Georges-Jean Arnaud (born July 3, 1928) is a French author. He was born in Saint-Gilles-du-Gard, Camargue, Gard.
Arnaud made his first appearance in the Anticipation science fiction imprint of French publisher Fleuve Noir in 1971 with Les Croisés de Mara [The Crusaders Of Mara] the first volume of a trilogy entitled Chroniques de la Longue Séparation [Chronicles of the Long Separation], in which a group of characters from the lost human colony of Mara, which had reverted to feudalism, rediscovered their origins and then embarked on a quest through space to find Earth.
Arnaud, a prolific writer, is the author of well over three hundred novels in different genres, including espionage thrillers, detective fiction, science fiction, horror, erotic fiction, and mainstream literature.
His espionage fiction include two series of note: Luc Ferran (16 novels), written under the pseudonym of “Gil Darcy” for publisher L'Arabesque from 1963 to 1969; and Le Commander for Fleuve Noir's Espionnage imprint, with about thirty novels written between 1967 and 1980.
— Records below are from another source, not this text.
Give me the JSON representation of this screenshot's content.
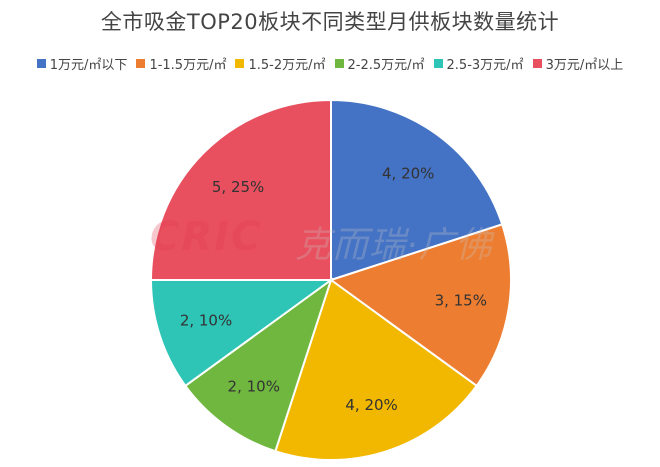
{
  "chart_data": {
    "type": "pie",
    "title": "全市吸金TOP20板块不同类型月供板块数量统计",
    "categories": [
      "1万元/㎡以下",
      "1-1.5万元/㎡",
      "1.5-2万元/㎡",
      "2-2.5万元/㎡",
      "2.5-3万元/㎡",
      "3万元/㎡以上"
    ],
    "values": [
      4,
      3,
      4,
      2,
      2,
      5
    ],
    "data_labels": [
      "4, 20%",
      "3, 15%",
      "4, 20%",
      "2, 10%",
      "2, 10%",
      "5, 25%"
    ],
    "colors": [
      "#4472c4",
      "#ed7d31",
      "#f2b800",
      "#70b73f",
      "#2ec4b6",
      "#e8505f"
    ],
    "legend_position": "top"
  },
  "watermark": {
    "logo_text": "CRIC",
    "brand_text": "克而瑞·广佛"
  }
}
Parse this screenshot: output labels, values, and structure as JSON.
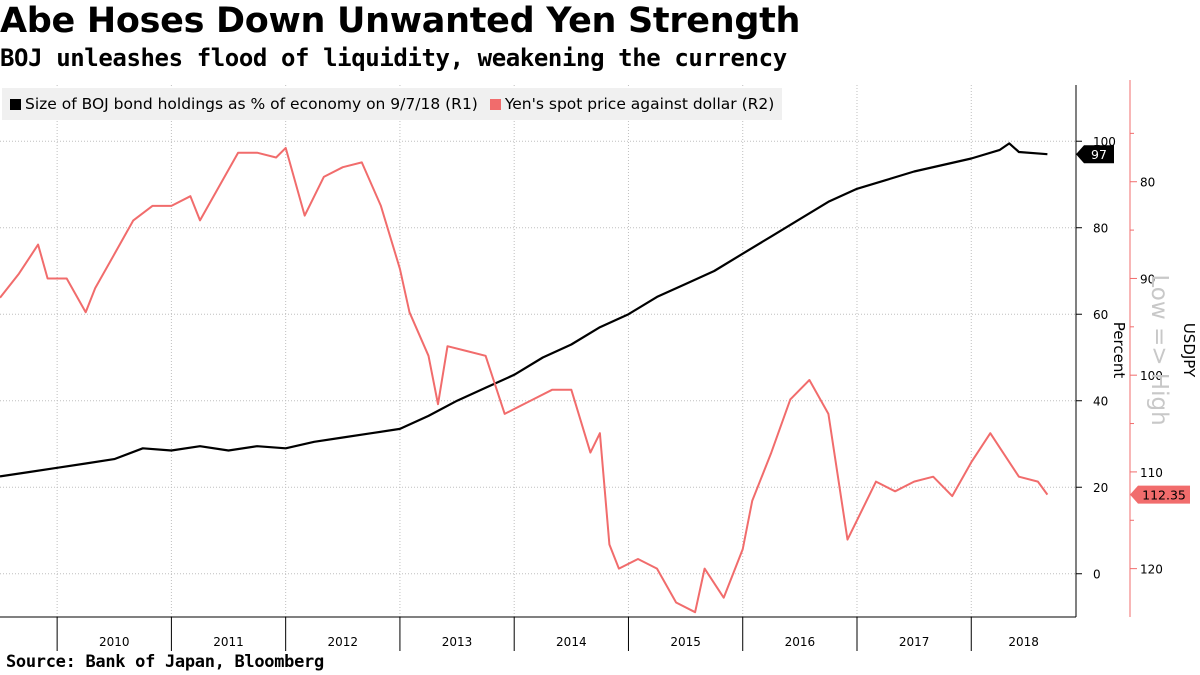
{
  "title": "Abe Hoses Down Unwanted Yen Strength",
  "subtitle": "BOJ unleashes flood of liquidity, weakening the currency",
  "source": "Source: Bank of Japan, Bloomberg",
  "colors": {
    "bond": "#000000",
    "yen": "#f16c6c",
    "grid": "#bfbfbf",
    "legend_bg": "#f0f0f0"
  },
  "legend": {
    "bond": "Size of BOJ bond holdings as % of economy on 9/7/18 (R1)",
    "yen": "Yen's spot price against dollar (R2)"
  },
  "chart_data": {
    "type": "line",
    "x_axis": {
      "labels": [
        "2010",
        "2011",
        "2012",
        "2013",
        "2014",
        "2015",
        "2016",
        "2017",
        "2018"
      ],
      "range": [
        "2009-07",
        "2018-12"
      ]
    },
    "axes": {
      "r1": {
        "label": "Percent",
        "ticks": [
          0,
          20,
          40,
          60,
          80,
          100
        ],
        "range": [
          -10,
          113
        ]
      },
      "r2": {
        "label": "USDJPY",
        "ticks": [
          80,
          90,
          100,
          110,
          120
        ],
        "range": [
          70,
          125
        ],
        "inverted": true,
        "annotation": "Low => High"
      }
    },
    "series": [
      {
        "name": "Size of BOJ bond holdings as % of economy on 9/7/18 (R1)",
        "axis": "r1",
        "last_label": "97",
        "points": [
          [
            "2009-07",
            22.5
          ],
          [
            "2009-10",
            23.5
          ],
          [
            "2010-01",
            24.5
          ],
          [
            "2010-04",
            25.5
          ],
          [
            "2010-07",
            26.5
          ],
          [
            "2010-10",
            29
          ],
          [
            "2011-01",
            28.5
          ],
          [
            "2011-04",
            29.5
          ],
          [
            "2011-07",
            28.5
          ],
          [
            "2011-10",
            29.5
          ],
          [
            "2012-01",
            29
          ],
          [
            "2012-04",
            30.5
          ],
          [
            "2012-07",
            31.5
          ],
          [
            "2012-10",
            32.5
          ],
          [
            "2013-01",
            33.5
          ],
          [
            "2013-04",
            36.5
          ],
          [
            "2013-07",
            40
          ],
          [
            "2013-10",
            43
          ],
          [
            "2014-01",
            46
          ],
          [
            "2014-04",
            50
          ],
          [
            "2014-07",
            53
          ],
          [
            "2014-10",
            57
          ],
          [
            "2015-01",
            60
          ],
          [
            "2015-04",
            64
          ],
          [
            "2015-07",
            67
          ],
          [
            "2015-10",
            70
          ],
          [
            "2016-01",
            74
          ],
          [
            "2016-04",
            78
          ],
          [
            "2016-07",
            82
          ],
          [
            "2016-10",
            86
          ],
          [
            "2017-01",
            89
          ],
          [
            "2017-04",
            91
          ],
          [
            "2017-07",
            93
          ],
          [
            "2017-10",
            94.5
          ],
          [
            "2018-01",
            96
          ],
          [
            "2018-04",
            98
          ],
          [
            "2018-05",
            99.5
          ],
          [
            "2018-06",
            97.5
          ],
          [
            "2018-09",
            97
          ]
        ]
      },
      {
        "name": "Yen's spot price against dollar (R2)",
        "axis": "r2",
        "last_label": "112.35",
        "points": [
          [
            "2009-07",
            92
          ],
          [
            "2009-09",
            89.5
          ],
          [
            "2009-11",
            86.5
          ],
          [
            "2009-12",
            90
          ],
          [
            "2010-02",
            90
          ],
          [
            "2010-04",
            93.5
          ],
          [
            "2010-05",
            91
          ],
          [
            "2010-07",
            87.5
          ],
          [
            "2010-09",
            84
          ],
          [
            "2010-11",
            82.5
          ],
          [
            "2011-01",
            82.5
          ],
          [
            "2011-03",
            81.5
          ],
          [
            "2011-04",
            84
          ],
          [
            "2011-06",
            80.5
          ],
          [
            "2011-08",
            77
          ],
          [
            "2011-10",
            77
          ],
          [
            "2011-12",
            77.5
          ],
          [
            "2012-01",
            76.5
          ],
          [
            "2012-03",
            83.5
          ],
          [
            "2012-05",
            79.5
          ],
          [
            "2012-07",
            78.5
          ],
          [
            "2012-09",
            78
          ],
          [
            "2012-11",
            82.5
          ],
          [
            "2013-01",
            89
          ],
          [
            "2013-02",
            93.5
          ],
          [
            "2013-04",
            98
          ],
          [
            "2013-05",
            103
          ],
          [
            "2013-06",
            97
          ],
          [
            "2013-08",
            97.5
          ],
          [
            "2013-10",
            98
          ],
          [
            "2013-12",
            104
          ],
          [
            "2014-01",
            103.5
          ],
          [
            "2014-03",
            102.5
          ],
          [
            "2014-05",
            101.5
          ],
          [
            "2014-07",
            101.5
          ],
          [
            "2014-09",
            108
          ],
          [
            "2014-10",
            106
          ],
          [
            "2014-11",
            117.5
          ],
          [
            "2014-12",
            120
          ],
          [
            "2015-02",
            119
          ],
          [
            "2015-04",
            120
          ],
          [
            "2015-06",
            123.5
          ],
          [
            "2015-08",
            124.5
          ],
          [
            "2015-09",
            120
          ],
          [
            "2015-11",
            123
          ],
          [
            "2016-01",
            118
          ],
          [
            "2016-02",
            113
          ],
          [
            "2016-04",
            108
          ],
          [
            "2016-06",
            102.5
          ],
          [
            "2016-08",
            100.5
          ],
          [
            "2016-10",
            104
          ],
          [
            "2016-12",
            117
          ],
          [
            "2017-01",
            115
          ],
          [
            "2017-03",
            111
          ],
          [
            "2017-05",
            112
          ],
          [
            "2017-07",
            111
          ],
          [
            "2017-09",
            110.5
          ],
          [
            "2017-11",
            112.5
          ],
          [
            "2018-01",
            109
          ],
          [
            "2018-03",
            106
          ],
          [
            "2018-04",
            107.5
          ],
          [
            "2018-06",
            110.5
          ],
          [
            "2018-08",
            111
          ],
          [
            "2018-09",
            112.35
          ]
        ]
      }
    ]
  }
}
Arnaud also wrote non-series espionage novels under the pseudonyms of “Saint-Gilles” and “Georges Murey” for Ferenczi (1958–60) and L'Arabesque (1957–65), and another fifty-odd novels under his own name for Fleuve Noir's Espionnage (1961–86).
Arnaud's best known work is, without a doubt, La Compagnie des Glaces (The Ice Company), a post-apocalyptic science fiction saga set in a new ice age where railway companies rule the world. La Compagnie des glaces was adapted in 2007 into a Canadian television series entitled Grand Star, and likely inspired the Japanese anime and manga series Overman King Gainer which ran for 26 episodes from 2002 to 2003. The series also served as the basis for the computer game Transarctica (North American title, Arctic Baron). The first novel in the series was translated in 2010 under the title The Ice Company by Jean-Marc Lofficier & Randy Lofficier.